Note that the spatial optimization will make a huge difference, the loop optimizations only a small (but still worth) difference.
With 500k records this sounds like a job for core data. Preferably core data on a desktop. If the data isn't being updated in realtime you should process the data on heavier hardware and just use the iPhone to display it. That would massively simplify the app because you would just to store the value for each map cell.
Even if you did want to process it on the iPhone, you should have the app process the data once and save the results. There appears to be no reason to have the app recalculate the species value of every map cell every time it wants t display a cell.
I would suggest creating a entity in core data to represent observations. Then another entity to represent geographical squares. Set a relationship between the squares and the observations that fall within the square. Then create a calculated value of species in the square entity. You would then only have to recalculate the species value if one of the observations changed.
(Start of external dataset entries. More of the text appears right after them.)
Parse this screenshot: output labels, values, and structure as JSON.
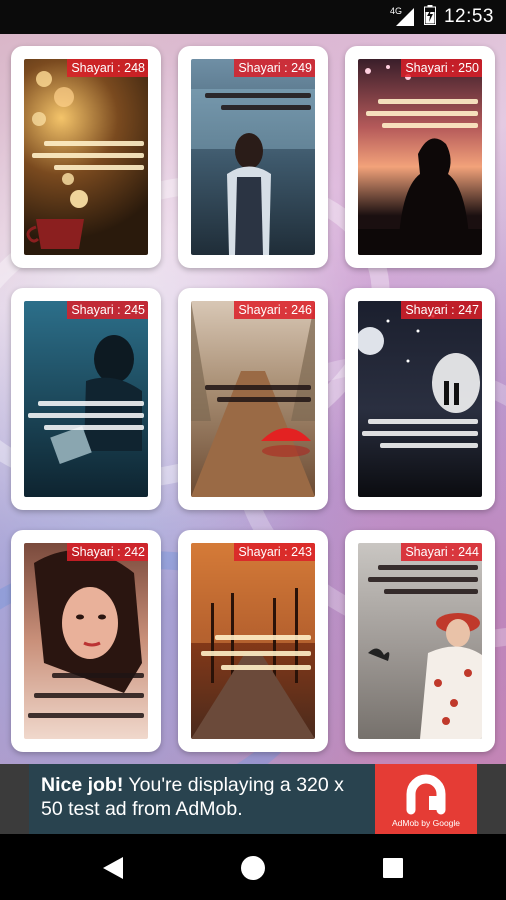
{
  "status_bar": {
    "time": "12:53",
    "network_label": "4G"
  },
  "cards": [
    {
      "badge": "Shayari : 248",
      "scene": "candles-cup"
    },
    {
      "badge": "Shayari : 249",
      "scene": "girl-in-rain"
    },
    {
      "badge": "Shayari : 250",
      "scene": "silhouette-sunset"
    },
    {
      "badge": "Shayari : 245",
      "scene": "sad-girl-blue"
    },
    {
      "badge": "Shayari : 246",
      "scene": "bridge-red-umbrella"
    },
    {
      "badge": "Shayari : 247",
      "scene": "couple-moon-night"
    },
    {
      "badge": "Shayari : 242",
      "scene": "woman-portrait"
    },
    {
      "badge": "Shayari : 243",
      "scene": "autumn-road"
    },
    {
      "badge": "Shayari : 244",
      "scene": "girl-hat-beach"
    }
  ],
  "ad": {
    "headline": "Nice job!",
    "message": " You're displaying a 320 x 50 test ad from AdMob.",
    "brand": "AdMob by Google"
  },
  "colors": {
    "badge": "#dc1e28",
    "ad_background": "#29434f",
    "ad_logo": "#e53c35"
  }
}
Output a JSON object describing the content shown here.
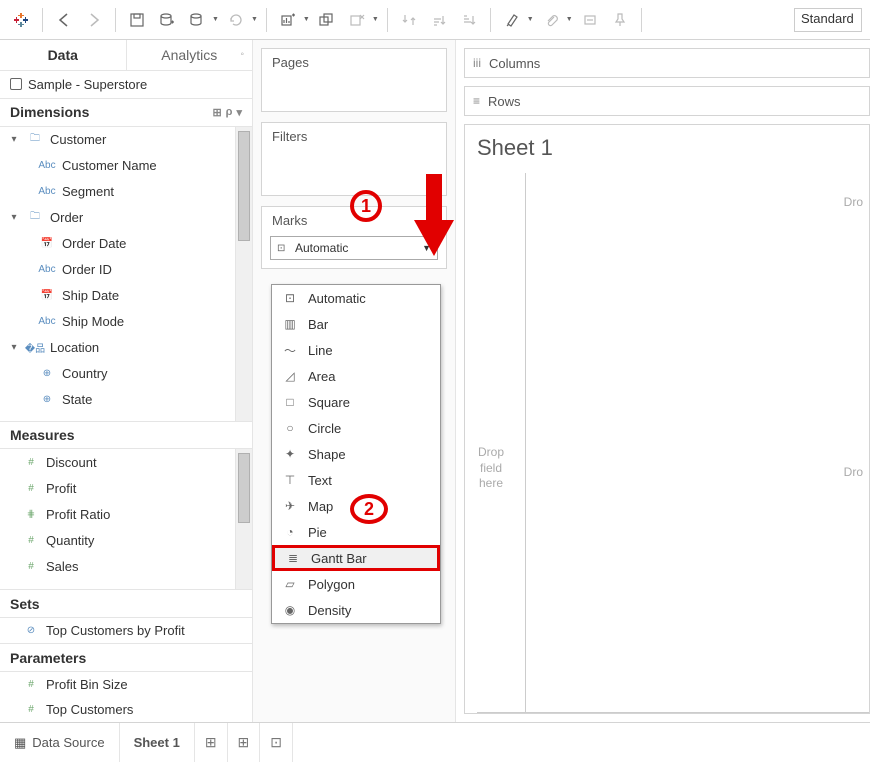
{
  "toolbar": {
    "style_value": "Standard"
  },
  "tabs": {
    "data": "Data",
    "analytics": "Analytics"
  },
  "datasource": "Sample - Superstore",
  "sections": {
    "dimensions": "Dimensions",
    "measures": "Measures",
    "sets": "Sets",
    "parameters": "Parameters"
  },
  "dims": {
    "customer": "Customer",
    "customer_name": "Customer Name",
    "segment": "Segment",
    "order": "Order",
    "order_date": "Order Date",
    "order_id": "Order ID",
    "ship_date": "Ship Date",
    "ship_mode": "Ship Mode",
    "location": "Location",
    "country": "Country",
    "state": "State"
  },
  "measures": {
    "discount": "Discount",
    "profit": "Profit",
    "profit_ratio": "Profit Ratio",
    "quantity": "Quantity",
    "sales": "Sales"
  },
  "sets": {
    "top_customers": "Top Customers by Profit"
  },
  "params": {
    "bin": "Profit Bin Size",
    "topc": "Top Customers"
  },
  "cards": {
    "pages": "Pages",
    "filters": "Filters",
    "marks": "Marks"
  },
  "mark_current": "Automatic",
  "mark_types": {
    "automatic": "Automatic",
    "bar": "Bar",
    "line": "Line",
    "area": "Area",
    "square": "Square",
    "circle": "Circle",
    "shape": "Shape",
    "text": "Text",
    "map": "Map",
    "pie": "Pie",
    "gantt": "Gantt Bar",
    "polygon": "Polygon",
    "density": "Density"
  },
  "shelves": {
    "columns": "Columns",
    "rows": "Rows"
  },
  "viz": {
    "title": "Sheet 1",
    "drop_field": "Drop\nfield\nhere",
    "drop_r": "Dro"
  },
  "bottom": {
    "datasource": "Data Source",
    "sheet1": "Sheet 1"
  },
  "annot": {
    "n1": "1",
    "n2": "2"
  }
}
This is the kind of problem that object graphs were created for. Even if the data is being continuously updated. Core data would only perform those calculations needed to accommodate the small number of observation objects that changed at any given time and it would do so in a highly optimized manner.
Edit01:
Approaching the problem from a completely different angle. Within core data.
(1) Create an object graph of observation records such that each each observation object has a reciprocal relation to the other observation objects that are closest to it geographically. This would create an object graph that would look like a flat irregular net.
(2) Create methods for the observationRecords class that (a) determine if the record lays within the bounds of an arbitrary geographic square (b) ask if each of its releated record if they are also in the square (c) return its own species count and the count of all the related records.
(3) Divide your map into the some reasonable small squares e.g. one second of arc square. Within that square select one linked record and add it to a list. Choose some percentage of all records like 1 in every 100 or 1,000 so that you cut the list down from 500k to to create a sublist that can be quickly searched by brute force predicate. Let's call those records in the list the gridflags.
(4) When the user zooms in, use brute force to find all the gridflag records with the geographical grid. Then ask each gridflag record to send messages to each of its linked records to see if (a) they're inside the grid, (b) what their species count is and (c) what the count is for their linked records that are also within the grid. (Use a flag to make sure each record is only queried once per search to prevent runaway recursion.)
This way, you only have to find one record inside each arbitrarily sized grid cell and that record will find all the other records for you. Instead of stepping through each record to see which record goes in what cell every time, you just have to process the records in each cell and those immediately adjacent. As you zoom in, the number of records you actually query shrinks instead of remaining constant. If a grid cell has only a handful of records, you only have to query a handful of records.
This would take some effort and time to set up but once you did it would be rather efficient especially when zoomed way in. For the top level, just have a preprocessed static map.
Hope I explained that well enough. It's hard to convey verbally.